Несколько секунд Каманин о чем-то напряженно размышлял.
— Раз решил, значит, так тому и быть. Я всегда старался выполнять все свои решения, даже не самые разумные. Мне казалось, что если этого не делать, то ты привыкаешь вообще ничего не доводить до конца, отступать из-за любой причине. Человеку легко уговорить себя отказываться от собственных планов, если это становится ему трудно или невыгодно. Но это самый плохой вид компромисса — компромисса с самим собой.
— Знаешь, Феликс, мне всегда восхищало в тебе умение очень ясно видеть суть любого явления. Я завидовал тебе, у меня так не получалось.
— Ты преувеличиваешь, Иван. На самом деле, я мало что понял. Хотя, возможно, я понял главное: как мало вообще человек способен что-то понять. И честно говоря, меня это в какой-то момент обескуражило.
— Что же, по-твоему, истина непостижима?
— Я столько раз задавал себя этот вопрос, что, в конце концов, мне стало просто скучно от него. А что такое вообще истина? Некая магическая формула, посмотрев на которую ты все сразу поймешь. Как-то глуповато, тебе не кажется?
— Кажется, — признал Нежельский. — Но что-то же должны мы принимать за истину.
— Все такие попытки в лучшем случае кончались ничем, а в худшем — большим провалом.
— Но тогда я вообще ничего не понимаю.
— Я — тоже, ну и что. Я давно осознал, что не понимать гораздо плодотворней, чем понимать. Понял и успокоился и продолжил поиск того, чего понять невозможно.
— Но чем такой поиск может завершиться?
— Ничем, Ваня, он просто обязан завершиться ничем. А зачем тебе, чтобы он чем-то непременно завершился бы.
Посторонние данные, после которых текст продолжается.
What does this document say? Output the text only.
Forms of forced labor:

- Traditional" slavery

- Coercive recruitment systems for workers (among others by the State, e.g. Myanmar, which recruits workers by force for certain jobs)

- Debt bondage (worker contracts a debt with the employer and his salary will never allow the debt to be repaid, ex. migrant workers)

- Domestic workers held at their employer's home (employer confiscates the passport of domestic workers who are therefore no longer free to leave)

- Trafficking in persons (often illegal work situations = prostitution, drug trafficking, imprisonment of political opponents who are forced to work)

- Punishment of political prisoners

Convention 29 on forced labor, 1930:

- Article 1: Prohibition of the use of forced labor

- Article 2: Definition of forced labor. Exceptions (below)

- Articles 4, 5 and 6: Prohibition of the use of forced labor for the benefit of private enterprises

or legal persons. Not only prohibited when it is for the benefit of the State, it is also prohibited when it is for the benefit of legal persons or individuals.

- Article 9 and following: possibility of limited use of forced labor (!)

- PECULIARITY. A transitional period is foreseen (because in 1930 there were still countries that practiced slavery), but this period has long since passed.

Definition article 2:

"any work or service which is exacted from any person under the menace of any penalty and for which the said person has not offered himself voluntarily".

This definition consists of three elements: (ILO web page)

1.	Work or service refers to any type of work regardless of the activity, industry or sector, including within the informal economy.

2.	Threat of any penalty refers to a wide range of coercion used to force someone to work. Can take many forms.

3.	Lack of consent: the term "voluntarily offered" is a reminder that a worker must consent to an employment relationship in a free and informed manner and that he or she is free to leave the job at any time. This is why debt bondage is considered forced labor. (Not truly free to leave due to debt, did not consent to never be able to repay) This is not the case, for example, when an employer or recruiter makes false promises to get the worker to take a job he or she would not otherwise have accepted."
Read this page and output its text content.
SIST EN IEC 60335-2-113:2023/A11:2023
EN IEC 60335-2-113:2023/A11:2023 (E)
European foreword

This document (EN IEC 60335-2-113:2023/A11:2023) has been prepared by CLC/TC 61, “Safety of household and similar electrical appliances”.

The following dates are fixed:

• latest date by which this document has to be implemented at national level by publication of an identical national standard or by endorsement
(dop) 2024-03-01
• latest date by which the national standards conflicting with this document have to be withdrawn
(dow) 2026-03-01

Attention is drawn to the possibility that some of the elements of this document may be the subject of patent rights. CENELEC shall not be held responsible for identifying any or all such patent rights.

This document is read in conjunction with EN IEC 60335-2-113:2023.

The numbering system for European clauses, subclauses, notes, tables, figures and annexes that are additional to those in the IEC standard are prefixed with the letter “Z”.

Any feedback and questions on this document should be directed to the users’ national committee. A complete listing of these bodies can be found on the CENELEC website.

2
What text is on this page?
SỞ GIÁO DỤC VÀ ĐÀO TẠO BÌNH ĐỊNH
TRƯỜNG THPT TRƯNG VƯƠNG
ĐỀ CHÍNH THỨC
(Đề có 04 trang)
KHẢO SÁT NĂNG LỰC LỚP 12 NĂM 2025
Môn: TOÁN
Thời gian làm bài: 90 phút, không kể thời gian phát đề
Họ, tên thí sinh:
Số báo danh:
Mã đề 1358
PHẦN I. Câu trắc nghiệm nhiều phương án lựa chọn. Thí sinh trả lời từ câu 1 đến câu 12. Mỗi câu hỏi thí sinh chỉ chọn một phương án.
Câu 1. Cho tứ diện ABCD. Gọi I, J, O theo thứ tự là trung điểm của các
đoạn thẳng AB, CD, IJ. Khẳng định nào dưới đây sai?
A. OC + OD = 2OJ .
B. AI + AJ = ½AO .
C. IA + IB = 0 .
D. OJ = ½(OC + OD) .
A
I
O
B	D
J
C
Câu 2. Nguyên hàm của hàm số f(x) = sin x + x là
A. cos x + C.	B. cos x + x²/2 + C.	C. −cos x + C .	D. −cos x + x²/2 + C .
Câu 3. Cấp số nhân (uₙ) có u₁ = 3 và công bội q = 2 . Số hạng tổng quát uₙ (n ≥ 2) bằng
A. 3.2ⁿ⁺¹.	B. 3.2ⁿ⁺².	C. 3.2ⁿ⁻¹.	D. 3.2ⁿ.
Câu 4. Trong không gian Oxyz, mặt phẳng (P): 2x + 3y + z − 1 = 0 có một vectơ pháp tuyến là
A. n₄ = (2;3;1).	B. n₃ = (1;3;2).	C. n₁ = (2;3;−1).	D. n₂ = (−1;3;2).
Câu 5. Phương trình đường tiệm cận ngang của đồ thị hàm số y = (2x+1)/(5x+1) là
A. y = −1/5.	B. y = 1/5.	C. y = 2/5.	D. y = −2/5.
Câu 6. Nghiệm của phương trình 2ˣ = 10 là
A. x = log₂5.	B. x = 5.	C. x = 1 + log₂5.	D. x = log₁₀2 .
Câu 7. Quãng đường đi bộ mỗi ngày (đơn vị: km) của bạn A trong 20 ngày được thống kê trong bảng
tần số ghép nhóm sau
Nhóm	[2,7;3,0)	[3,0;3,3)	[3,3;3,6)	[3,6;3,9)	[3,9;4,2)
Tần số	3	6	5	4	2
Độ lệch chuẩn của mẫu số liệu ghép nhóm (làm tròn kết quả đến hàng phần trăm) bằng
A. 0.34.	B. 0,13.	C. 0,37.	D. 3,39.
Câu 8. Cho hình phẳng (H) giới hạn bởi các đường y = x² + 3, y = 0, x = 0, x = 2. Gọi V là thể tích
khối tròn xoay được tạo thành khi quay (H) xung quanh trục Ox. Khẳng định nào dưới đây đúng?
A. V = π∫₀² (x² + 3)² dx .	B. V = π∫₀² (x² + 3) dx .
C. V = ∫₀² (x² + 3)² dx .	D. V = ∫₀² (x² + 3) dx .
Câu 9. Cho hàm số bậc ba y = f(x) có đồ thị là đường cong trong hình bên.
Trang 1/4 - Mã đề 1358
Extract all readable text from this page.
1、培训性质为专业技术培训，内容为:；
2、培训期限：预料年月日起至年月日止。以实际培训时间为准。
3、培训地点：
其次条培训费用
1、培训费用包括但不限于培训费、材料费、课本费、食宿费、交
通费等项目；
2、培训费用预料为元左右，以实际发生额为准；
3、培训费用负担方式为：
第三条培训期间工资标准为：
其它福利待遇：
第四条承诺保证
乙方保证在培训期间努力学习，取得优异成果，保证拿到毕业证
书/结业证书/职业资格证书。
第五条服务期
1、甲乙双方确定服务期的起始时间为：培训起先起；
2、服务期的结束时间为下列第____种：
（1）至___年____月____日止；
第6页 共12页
Тебе чего-то не хватает? — усмехнулся Каманин.
— Если мы всю жизнь с тобой чего-то искали, значит, не хватало. Нас объединяло общее стремление постигнуть этот мир.
— Ты прав, Ванечка. Но искали, не искали, конец один — полная непостижимость.
— Феликс, мне странно слышать от тебя такие речи.
Каманин посмотрел на Нежельскому и улыбнулся.
— Несколько лет назад я бы и сам удивился таким речам. А вот теперь нахожу их естественными. Знаешь, я думаю о другом.
— И о чем же?
— Не знаю, что человеку делать с человеком. Ничего путного не получается. У него огромные возможности для развития, а он не развивается, он обладатель уникального дара Вселенной — разума. А он его в основном использует, чтобы быть глупым. Он верит любым небылицам и готов защищать их до последней капли крови, а по-настоящему умных, независимо мыслящих людей готов гнобить и уничтожать. Подлости, мерзости, жестокости он совершает в огромных количествах и с большим желанием, а на добрые дела его приходится многократно призывать. При этом он откликается так редко и неохотно, что приходится срывать голос. И эту тему можно и продолжать.
— Но ты же, Феликс, другой, к тебе все это не относится.
— Тебе же не знать, что в любом правиле есть исключения. Они лишь подчеркивают общий тренд. Я все это отчетливо вижу на примере своей семьи. Я впервые созвал ее почти в полном составе. И что я увидел? Да ты сам все знаешь.